Der Aufbau eines rückgekoppelten Schieberegisters wird am Besten anhand eines einfachen Beispiels betrachtet (siehe [3]).

rückgekoppeltes Schieberegister zur Polynommultiplikation
Die Abbildung zeigt ein Schieberegister zur Multiplikation eines Eingabepolynoms a(x) mit dem Generatorpolynom g(x) = g3 · x 3 + g2 · x 2 + g1 · x + g0. Die Codierung eines gegebenen Informationswortes läuft nun folgendermassen ab:
Zu Beginn enthalten alle Speicherelemente den Wert 0. Das zu codierende Informationswortpolynom wird nun schrittweise, der Koeffizient höchsten Grades voran, in die Schaltung geschoben. Der an der Eingabe anliegende Koeffizient wird im ersten Taktschritt mit den Koeffizienten von g(x) multipliziert, die Ergebnisse werden modulo 2 zu den in den Speicherelementen vorhandenen Werten (also 0) addiert und einen Speicherbaustein weiter abgelegt. Nach dem ersten Taktzyklus kann also bereits das Produkt der jeweils höchsten Koeffizienten von a(x) und g(x) an der Ausgabe abgelesen werden. Sobald das eingegebene Polynom ganz in die Schaltung geschoben worden ist, ist das Codewort bereits berechnet und die höchsten Koeffizienten sind ausgegeben. Betrachtet man wie im obigen Beispiel die Codierung eines Informationswortpolynoms vom Grad drei, lässt sich an folgender Tabelle leicht nachvollziehen was in den einzelnen Taktschritten passiert.
Taktschritt |
Eingabe |
s0 |
s1 |
s2 |
s3 |
Ausgabe |
|---|---|---|---|---|---|---|
1 |
a3 |
a3 · g0 |
a3 · g1 |
a3 · g2 |
a3 · g3 |
0 |
2 |
a2 |
a2 · g0 |
a3 · g0 + |
a3 · g1 + |
a3 · g2 + |
a3 · g3 |
3 |
a1 |
a1 · g0 |
a2 · g0 + |
a3 · g0 + |
a3 · g1 + |
a3 · g2 + |
4 |
a0 |
a0 · g0 |
a1 · g0 + |
a2 · g0 + |
a3 · g0 + |
a3 · g1 + |
Man erkennt, dass nach dem vierten Taktschritt alle Koeffizienten des Produkts a(x) · g(x) in absteigender Reihenfolge berechnet worden sind (grau unterlegt). Die letzten (im Beispiel vier Stück) Koeffizienten stehen noch in den Speicherzellen des Registers und können durch Eingabe von weiteren (vier) Nullen durchgeschoben werden, an ihren Werten ändert sich dadurch nichts mehr.
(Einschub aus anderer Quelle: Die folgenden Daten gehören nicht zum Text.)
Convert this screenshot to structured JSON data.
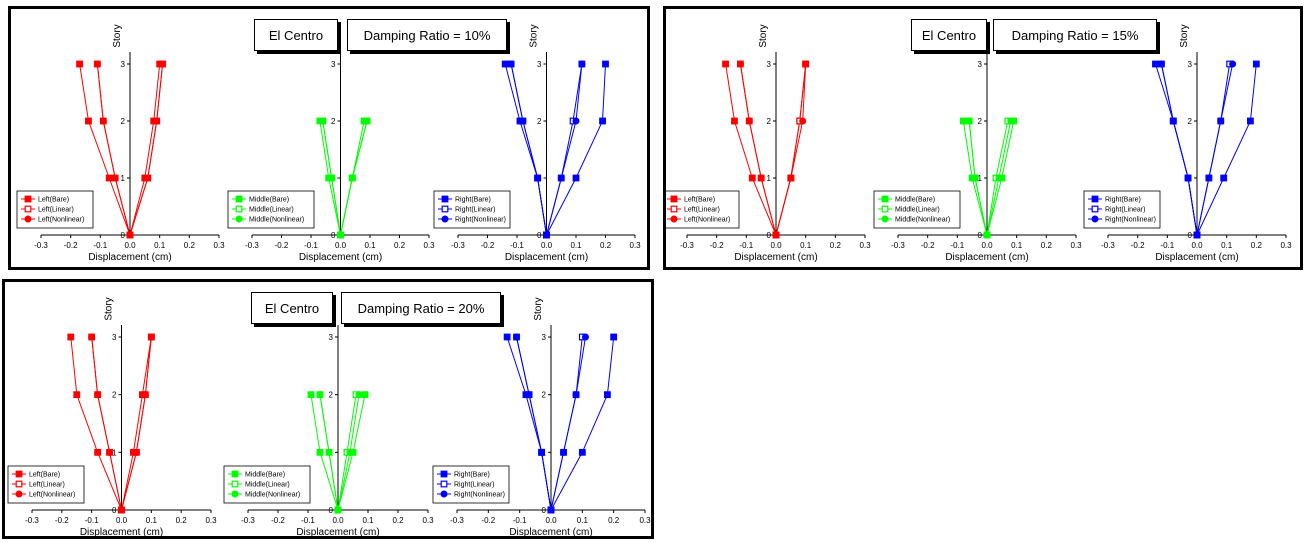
{
  "common": {
    "xlabel": "Displacement (cm)",
    "ylabel": "Story",
    "xticks": [
      "-0.3",
      "-0.2",
      "-0.1",
      "0.0",
      "0.1",
      "0.2",
      "0.3"
    ],
    "yticks": [
      "0",
      "1",
      "2",
      "3"
    ]
  },
  "colors": {
    "Left": "#ff0000",
    "Middle": "#00ff00",
    "Right": "#0000ff"
  },
  "chart_data": [
    {
      "type": "line",
      "panel": "damping-10",
      "labels": {
        "record": "El Centro",
        "damping": "Damping Ratio = 10%"
      },
      "xlabel": "Displacement (cm)",
      "ylabel": "Story",
      "xlim": [
        -0.3,
        0.3
      ],
      "ylim": [
        0,
        3
      ],
      "grid": false,
      "groups": [
        {
          "position": "Left",
          "legend": "lower-left",
          "series": [
            {
              "name": "Left(Bare)",
              "marker": "square-filled",
              "x": [
                0,
                -0.07,
                -0.14,
                -0.17
              ]
            },
            {
              "name": "Left(Bare)",
              "marker": "square-filled",
              "x": [
                0,
                0.05,
                0.08,
                0.1
              ]
            },
            {
              "name": "Left(Linear)",
              "marker": "square-open",
              "x": [
                0,
                -0.05,
                -0.09,
                -0.11
              ]
            },
            {
              "name": "Left(Linear)",
              "marker": "square-open",
              "x": [
                0,
                0.06,
                0.09,
                0.11
              ]
            },
            {
              "name": "Left(Nonlinear)",
              "marker": "circle-filled",
              "x": [
                0,
                -0.05,
                -0.09,
                -0.11
              ]
            },
            {
              "name": "Left(Nonlinear)",
              "marker": "circle-filled",
              "x": [
                0,
                0.06,
                0.09,
                0.11
              ]
            }
          ]
        },
        {
          "position": "Middle",
          "legend": "lower-left",
          "series": [
            {
              "name": "Middle(Bare)",
              "marker": "square-filled",
              "x": [
                0,
                -0.04,
                -0.07
              ]
            },
            {
              "name": "Middle(Bare)",
              "marker": "square-filled",
              "x": [
                0,
                0.04,
                0.08
              ]
            },
            {
              "name": "Middle(Linear)",
              "marker": "square-open",
              "x": [
                0,
                -0.03,
                -0.06
              ]
            },
            {
              "name": "Middle(Linear)",
              "marker": "square-open",
              "x": [
                0,
                0.04,
                0.09
              ]
            },
            {
              "name": "Middle(Nonlinear)",
              "marker": "circle-filled",
              "x": [
                0,
                -0.03,
                -0.06
              ]
            },
            {
              "name": "Middle(Nonlinear)",
              "marker": "circle-filled",
              "x": [
                0,
                0.04,
                0.09
              ]
            }
          ]
        },
        {
          "position": "Right",
          "legend": "lower-left",
          "series": [
            {
              "name": "Right(Bare)",
              "marker": "square-filled",
              "x": [
                0,
                -0.03,
                -0.09,
                -0.14
              ]
            },
            {
              "name": "Right(Bare)",
              "marker": "square-filled",
              "x": [
                0,
                0.1,
                0.19,
                0.2
              ]
            },
            {
              "name": "Right(Linear)",
              "marker": "square-open",
              "x": [
                0,
                -0.03,
                -0.08,
                -0.12
              ]
            },
            {
              "name": "Right(Linear)",
              "marker": "square-open",
              "x": [
                0,
                0.05,
                0.09,
                0.12
              ]
            },
            {
              "name": "Right(Nonlinear)",
              "marker": "circle-filled",
              "x": [
                0,
                -0.03,
                -0.08,
                -0.12
              ]
            },
            {
              "name": "Right(Nonlinear)",
              "marker": "circle-filled",
              "x": [
                0,
                0.05,
                0.1,
                0.12
              ]
            }
          ]
        }
      ]
    },
    {
      "type": "line",
      "panel": "damping-15",
      "labels": {
        "record": "El Centro",
        "damping": "Damping Ratio = 15%"
      },
      "xlabel": "Displacement (cm)",
      "ylabel": "Story",
      "xlim": [
        -0.3,
        0.3
      ],
      "ylim": [
        0,
        3
      ],
      "grid": false,
      "groups": [
        {
          "position": "Left",
          "legend": "lower-left",
          "series": [
            {
              "name": "Left(Bare)",
              "marker": "square-filled",
              "x": [
                0,
                -0.08,
                -0.14,
                -0.17
              ]
            },
            {
              "name": "Left(Bare)",
              "marker": "square-filled",
              "x": [
                0,
                0.05,
                0.08,
                0.1
              ]
            },
            {
              "name": "Left(Linear)",
              "marker": "square-open",
              "x": [
                0,
                -0.05,
                -0.09,
                -0.12
              ]
            },
            {
              "name": "Left(Linear)",
              "marker": "square-open",
              "x": [
                0,
                0.05,
                0.08,
                0.1
              ]
            },
            {
              "name": "Left(Nonlinear)",
              "marker": "circle-filled",
              "x": [
                0,
                -0.05,
                -0.09,
                -0.12
              ]
            },
            {
              "name": "Left(Nonlinear)",
              "marker": "circle-filled",
              "x": [
                0,
                0.05,
                0.09,
                0.1
              ]
            }
          ]
        },
        {
          "position": "Middle",
          "legend": "lower-left",
          "series": [
            {
              "name": "Middle(Bare)",
              "marker": "square-filled",
              "x": [
                0,
                -0.05,
                -0.08
              ]
            },
            {
              "name": "Middle(Bare)",
              "marker": "square-filled",
              "x": [
                0,
                0.05,
                0.09
              ]
            },
            {
              "name": "Middle(Linear)",
              "marker": "square-open",
              "x": [
                0,
                -0.04,
                -0.06
              ]
            },
            {
              "name": "Middle(Linear)",
              "marker": "square-open",
              "x": [
                0,
                0.03,
                0.07
              ]
            },
            {
              "name": "Middle(Nonlinear)",
              "marker": "circle-filled",
              "x": [
                0,
                -0.04,
                -0.06
              ]
            },
            {
              "name": "Middle(Nonlinear)",
              "marker": "circle-filled",
              "x": [
                0,
                0.04,
                0.08
              ]
            }
          ]
        },
        {
          "position": "Right",
          "legend": "lower-left",
          "series": [
            {
              "name": "Right(Bare)",
              "marker": "square-filled",
              "x": [
                0,
                -0.03,
                -0.08,
                -0.14
              ]
            },
            {
              "name": "Right(Bare)",
              "marker": "square-filled",
              "x": [
                0,
                0.09,
                0.18,
                0.2
              ]
            },
            {
              "name": "Right(Linear)",
              "marker": "square-open",
              "x": [
                0,
                -0.03,
                -0.08,
                -0.12
              ]
            },
            {
              "name": "Right(Linear)",
              "marker": "square-open",
              "x": [
                0,
                0.04,
                0.08,
                0.11
              ]
            },
            {
              "name": "Right(Nonlinear)",
              "marker": "circle-filled",
              "x": [
                0,
                -0.03,
                -0.08,
                -0.12
              ]
            },
            {
              "name": "Right(Nonlinear)",
              "marker": "circle-filled",
              "x": [
                0,
                0.04,
                0.08,
                0.12
              ]
            }
          ]
        }
      ]
    },
    {
      "type": "line",
      "panel": "damping-20",
      "labels": {
        "record": "El Centro",
        "damping": "Damping Ratio = 20%"
      },
      "xlabel": "Displacement (cm)",
      "ylabel": "Story",
      "xlim": [
        -0.3,
        0.3
      ],
      "ylim": [
        0,
        3
      ],
      "grid": false,
      "groups": [
        {
          "position": "Left",
          "legend": "lower-left",
          "series": [
            {
              "name": "Left(Bare)",
              "marker": "square-filled",
              "x": [
                0,
                -0.08,
                -0.15,
                -0.17
              ]
            },
            {
              "name": "Left(Bare)",
              "marker": "square-filled",
              "x": [
                0,
                0.04,
                0.07,
                0.1
              ]
            },
            {
              "name": "Left(Linear)",
              "marker": "square-open",
              "x": [
                0,
                -0.04,
                -0.08,
                -0.1
              ]
            },
            {
              "name": "Left(Linear)",
              "marker": "square-open",
              "x": [
                0,
                0.05,
                0.08,
                0.1
              ]
            },
            {
              "name": "Left(Nonlinear)",
              "marker": "circle-filled",
              "x": [
                0,
                -0.04,
                -0.08,
                -0.1
              ]
            },
            {
              "name": "Left(Nonlinear)",
              "marker": "circle-filled",
              "x": [
                0,
                0.05,
                0.08,
                0.1
              ]
            }
          ]
        },
        {
          "position": "Middle",
          "legend": "lower-left",
          "series": [
            {
              "name": "Middle(Bare)",
              "marker": "square-filled",
              "x": [
                0,
                -0.06,
                -0.09
              ]
            },
            {
              "name": "Middle(Bare)",
              "marker": "square-filled",
              "x": [
                0,
                0.05,
                0.09
              ]
            },
            {
              "name": "Middle(Linear)",
              "marker": "square-open",
              "x": [
                0,
                -0.03,
                -0.06
              ]
            },
            {
              "name": "Middle(Linear)",
              "marker": "square-open",
              "x": [
                0,
                0.03,
                0.06
              ]
            },
            {
              "name": "Middle(Nonlinear)",
              "marker": "circle-filled",
              "x": [
                0,
                -0.03,
                -0.06
              ]
            },
            {
              "name": "Middle(Nonlinear)",
              "marker": "circle-filled",
              "x": [
                0,
                0.04,
                0.07
              ]
            }
          ]
        },
        {
          "position": "Right",
          "legend": "lower-left",
          "series": [
            {
              "name": "Right(Bare)",
              "marker": "square-filled",
              "x": [
                0,
                -0.03,
                -0.08,
                -0.14
              ]
            },
            {
              "name": "Right(Bare)",
              "marker": "square-filled",
              "x": [
                0,
                0.1,
                0.18,
                0.2
              ]
            },
            {
              "name": "Right(Linear)",
              "marker": "square-open",
              "x": [
                0,
                -0.03,
                -0.07,
                -0.11
              ]
            },
            {
              "name": "Right(Linear)",
              "marker": "square-open",
              "x": [
                0,
                0.04,
                0.08,
                0.1
              ]
            },
            {
              "name": "Right(Nonlinear)",
              "marker": "circle-filled",
              "x": [
                0,
                -0.03,
                -0.07,
                -0.11
              ]
            },
            {
              "name": "Right(Nonlinear)",
              "marker": "circle-filled",
              "x": [
                0,
                0.04,
                0.08,
                0.11
              ]
            }
          ]
        }
      ]
    }
  ]
}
rückgekoppeltes Schieberegister zur Polynomdivision
Auch hier steht zu Beginn in allen Speicherstellen des Registers der Wert 0. Man erkennt sofort, dass während der ersten vier Taktzyklen am Ausgang der Wert 0 anliegt. Im fünften Schritt erscheint dann die höchste Stelle des Eingabewortes, die gleichzeitig mit den Koeffizienten g2, g1 und g0 multipliziert und zu den nachfolgenden Stellen des Codewortes addiert wird. Man beachte hierbei, dass g3 = 1 sein muss und die Addition und Subtraktion in GF(2) das selbe sind. Wie oben macht man sich klar, dass dieses Schieberegister eine Division durch g(x) realisiert. Wird ein gestörtes Codewort in dieser Schaltung dividiert, dann bleibt der bei der Division durch das Generatorpolynom entstehende Rest in den Speicherzellen des Schieberegisters stehen, nachdem das Codewort abgearbeitet ist (siehe [3]). Nur wenn ein korrektes Codewort eingegeben wurde ist der Wert in allen Speicherzellen nach der Division Null. Dieser Divisionsrest, der auch Signatur des Polynoms genannt wird, kann dann wie im Beispiel zur Auswertung eines eventuell aufgetretenen Fehlers im Codewort verwendet werden.